The story got even stranger when Warrior gave an interview to Bob Ryder of Prodigy on July 1st claiming that he missed the events due to the death of his estranged father. The problem was his dad didn't pass away until June 30th, two days after Warrior took his ball and went home. This was news to the WWF, as Warrior had failed to notify them of his bereavement. McMahon was super pissed off, as not only had Warrior given an unauthorised shoot interview with a competitor to AOL, their online partners, but in his eyes publicly lied about the reasons for him going AWOL.

On July 8th, Warrior attended a comic book convention in San Diego and told fans that he expected to be back on the road with the WWF later that week and upon returning home faxed the McMahons that he was ready and willing to go back to work with them. The only problem was that they didn't want The Ultimate Warrior back, at least not without guarantees that he wouldn't pull the same stunt again. The WWF had already decided to indefinitely suspend Warrior on that very same day and he'd only be allowed back if he posted an enormous appearance bond of $250,000, a decision that was announced on Raw later that evening by figurehead President Gorilla Monsoon, along with the revelation that Psycho Sid would take Warrior's spot tagging with Shawn Michaels and Ahmed Johnson against Vader, The British Bulldog and Owen Hart in the main event of the next In Your House PPV. Clearly, the WWF was moving on without Warrior, much to the delight of the rest of the locker room.

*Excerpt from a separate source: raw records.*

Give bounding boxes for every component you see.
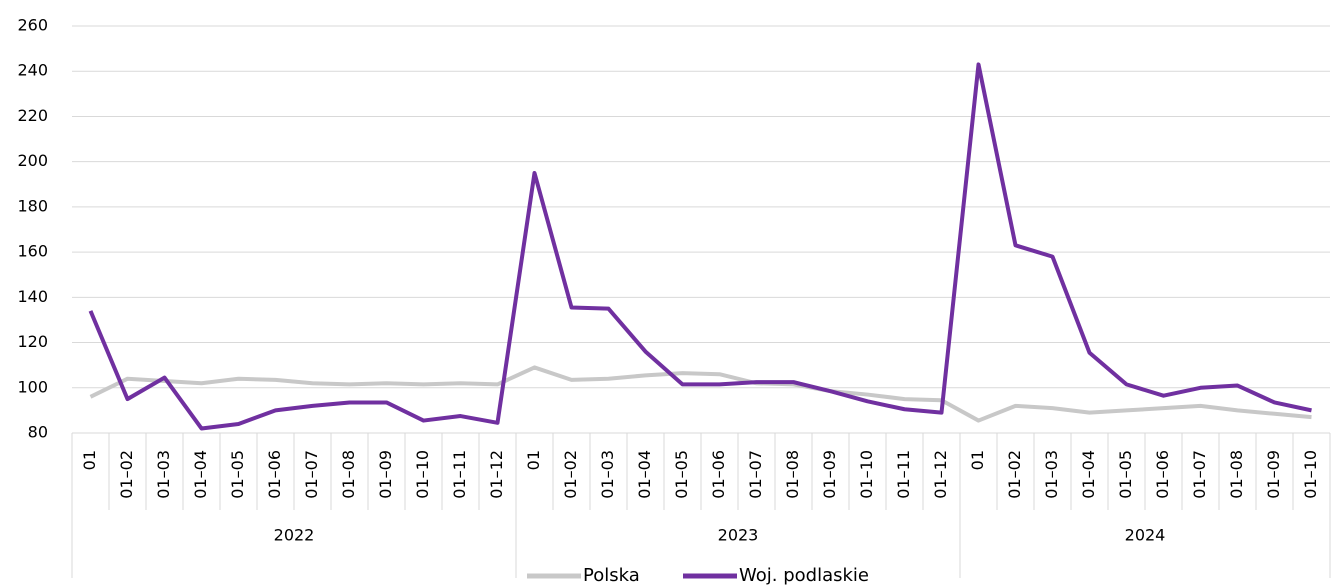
x-tick-label: 01–03 <box>1042 450 1061 499</box>
x-tick-label: 01–11 <box>450 450 469 499</box>
y-tick-label: 200 <box>17 151 48 170</box>
x-tick-label: 01–12 <box>931 450 950 499</box>
y-tick-label: 220 <box>17 106 48 125</box>
x-tick-label: 01–06 <box>1153 450 1172 499</box>
x-tick-label: 01–09 <box>820 450 839 499</box>
x-tick-label: 01–12 <box>487 450 506 499</box>
y-tick-label: 140 <box>17 287 48 306</box>
x-tick-label: 01–02 <box>1005 450 1024 499</box>
x-tick-label: 01–02 <box>561 450 580 499</box>
x-tick-label: 01–09 <box>376 450 395 499</box>
series-line <box>88 62 1312 431</box>
x-tick-label: 01–06 <box>709 450 728 499</box>
x-tick-label: 01–10 <box>413 450 432 499</box>
x-tick-label: 01–10 <box>857 450 876 499</box>
legend-label: Woj. podlaskie <box>739 565 869 586</box>
y-tick-label: 80 <box>28 423 48 442</box>
x-tick-label: 01–07 <box>302 450 321 499</box>
x-tick-label: 01–04 <box>635 450 654 499</box>
y-tick-label: 260 <box>17 16 48 35</box>
x-tick-label: 01–03 <box>598 450 617 499</box>
x-tick-label: 01–07 <box>1190 450 1209 499</box>
series-line <box>89 365 1312 423</box>
x-tick-label: 01–05 <box>1116 450 1135 499</box>
legend-label: Polska <box>583 565 640 586</box>
x-tick-label: 01–06 <box>265 450 284 499</box>
x-tick-label: 01–04 <box>1079 450 1098 499</box>
x-tick-label: 01–11 <box>894 450 913 499</box>
x-tick-label: 01 <box>524 450 543 470</box>
y-tick-label: 100 <box>17 377 48 396</box>
group-label: 2024 <box>1125 526 1166 545</box>
y-tick-label: 160 <box>17 242 48 261</box>
x-tick-label: 01–08 <box>783 450 802 499</box>
x-tick-label: 01 <box>80 450 99 470</box>
y-tick-label: 240 <box>17 61 48 80</box>
y-tick-label: 120 <box>17 332 48 351</box>
y-tick-label: 180 <box>17 196 48 215</box>
x-tick-label: 01 <box>968 450 987 470</box>
x-tick-label: 01–09 <box>1264 450 1283 499</box>
group-label: 2023 <box>718 526 759 545</box>
x-tick-label: 01–05 <box>228 450 247 499</box>
x-tick-label: 01–03 <box>154 450 173 499</box>
x-tick-label: 01–08 <box>1227 450 1246 499</box>
group-label: 2022 <box>274 526 315 545</box>
x-tick-label: 01–02 <box>117 450 136 499</box>
x-tick-label: 01–05 <box>672 450 691 499</box>
x-tick-label: 01–04 <box>191 450 210 499</box>
x-tick-label: 01–07 <box>746 450 765 499</box>
x-tick-label: 01–08 <box>339 450 358 499</box>
x-tick-label: 01–10 <box>1301 450 1320 499</box>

Linda McMahon came to the conclusion that Hellwig never intended to complete the full term of his deal and had acted in bad faith to procure the rights to the Ultimate Warrior name and likeness, and informed his lawyer that the WWF was still asserting ownership over those trademarks as he had breached his contract. Of course, this led to Warrior filing another lawsuit against the WWF for unfair dismissal and trademark infringements.

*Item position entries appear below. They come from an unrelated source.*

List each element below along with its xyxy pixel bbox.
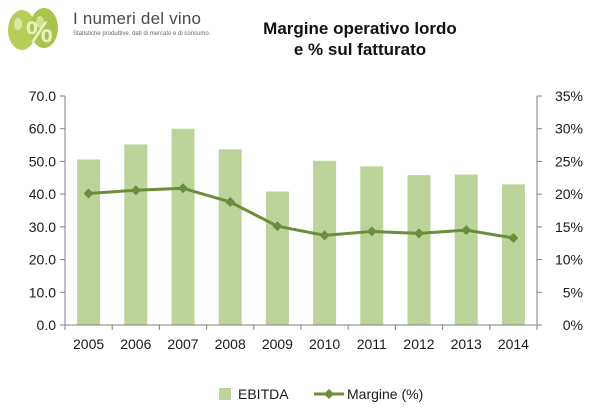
- margine-point-2014: [508, 232, 519, 243]
- bar-2013: [454, 174, 478, 325]
- x-tick-label: 2005: [73, 336, 104, 352]
- y-right-tick-label: 5%: [563, 284, 583, 300]
- margine-line: [88, 186, 514, 240]
- bar-2009: [265, 191, 289, 325]
- y-left-tick-label: 40.0: [29, 186, 56, 202]
- y-left-tick-label: 20.0: [29, 252, 56, 268]
- x-tick-label: 2007: [167, 336, 198, 352]
- x-tick-label: 2006: [120, 336, 151, 352]
- x-tick-label: 2009: [262, 336, 293, 352]
- chart-title: Margine operativo lordo e % sul fatturat…: [250, 18, 470, 60]
- y-left-tick-label: 10.0: [29, 284, 56, 300]
- x-tick-label: 2013: [451, 336, 482, 352]
- y-left-tick-label: 50.0: [29, 153, 56, 169]
- y-left-tick-label: 0.0: [37, 317, 57, 333]
- bar-2010: [313, 160, 337, 325]
- y-left-tick-label: 70.0: [29, 88, 56, 104]
- margine-point-2010: [319, 230, 330, 241]
- y-right-tick-label: 10%: [555, 252, 583, 268]
- legend: EBITDA Margine (%): [219, 386, 423, 402]
- svg-text:%: %: [26, 16, 53, 49]
- y-right-tick-label: 15%: [555, 219, 583, 235]
- bar-2006: [124, 144, 148, 325]
- bar-2005: [77, 159, 101, 325]
- y-right-tick-label: 0%: [563, 317, 583, 333]
- chart-title-line-1: Margine operativo lordo: [263, 19, 457, 38]
- margine-point-2008: [225, 196, 236, 207]
- y-left-tick-label: 60.0: [29, 121, 56, 137]
- chart-axes: [60, 95, 542, 330]
- bar-2014: [501, 184, 525, 325]
- margine-point-2006: [130, 185, 141, 196]
- bar-2008: [218, 149, 242, 325]
- bar-2012: [407, 175, 431, 325]
- margine-point-2012: [414, 228, 424, 239]
- tick-labels: 0.0 10.0 20.0 30.0 40.0 50.0 60.0 70.0 0% 5% 10% 15…: [29, 88, 583, 352]
- legend-label-margine: Margine (%): [347, 386, 423, 402]
- line-series-margine: [83, 183, 519, 243]
- y-right-tick-label: 25%: [555, 153, 583, 169]
- x-tick-label: 2014: [498, 336, 529, 352]
- margine-point-2005: [83, 188, 94, 199]
- x-tick-label: 2010: [309, 336, 340, 352]
- bar-series-ebitda: [77, 128, 525, 325]
- y-right-tick-label: 35%: [555, 88, 583, 104]
- chart-title-line-2: e % sul fatturato: [293, 40, 427, 59]
- margine-point-2007: [178, 183, 188, 194]
- legend-swatch-ebitda: [219, 388, 231, 400]
- x-tick-label: 2008: [215, 336, 246, 352]
- y-right-tick-label: 20%: [555, 186, 583, 202]
- logo-title: I numeri del vino: [73, 9, 202, 28]
- logo: % I numeri del vino Statistiche produtti…: [0, 0, 215, 58]
- bar-2011: [360, 166, 384, 325]
- wine-grapes-logo-icon: %: [8, 8, 58, 50]
- bar-2007: [171, 128, 195, 325]
- y-right-tick-label: 30%: [555, 121, 583, 137]
- legend-label-ebitda: EBITDA: [238, 386, 289, 402]
- y-left-tick-label: 30.0: [29, 219, 56, 235]
- x-tick-label: 2011: [357, 336, 387, 352]
- margine-point-2011: [366, 226, 377, 237]
- logo-subtitle: Statistiche produttive, dati di mercato …: [73, 31, 211, 37]
- margine-point-2009: [272, 221, 283, 232]
- x-tick-label: 2012: [403, 336, 434, 352]
- margine-point-2013: [461, 225, 472, 236]
- legend-swatch-margine-marker: [324, 389, 334, 399]
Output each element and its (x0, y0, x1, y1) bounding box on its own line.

Warrior never wrestled for WWE again, even though Vince McMahon offered him an even more lucrative, much longer term contract on Dec. 17th, 1997, just over a month after the infamous Montreal Screwjob, worth $750,000 a year, 35% merchandise royalty rate, 10% more than anyone else, and working only 14 days a month. Many have found it surprising that even in those desperate times, when his ass was getting royally kicked by Eric Bischoff in the Monday Night Wars, that Vince would go to the Warrior well yet again, but for all his many faults, he still made the McMahon family more money than anyone since Hogan until Stone Cold Steve Austin surpassed both of them the following year. It's for the best that Warrior turned down that offer, as there's no way Vince would have abided by that deal, even if he had, and maybe their relationship would have soured to the point that there was no coming back ever.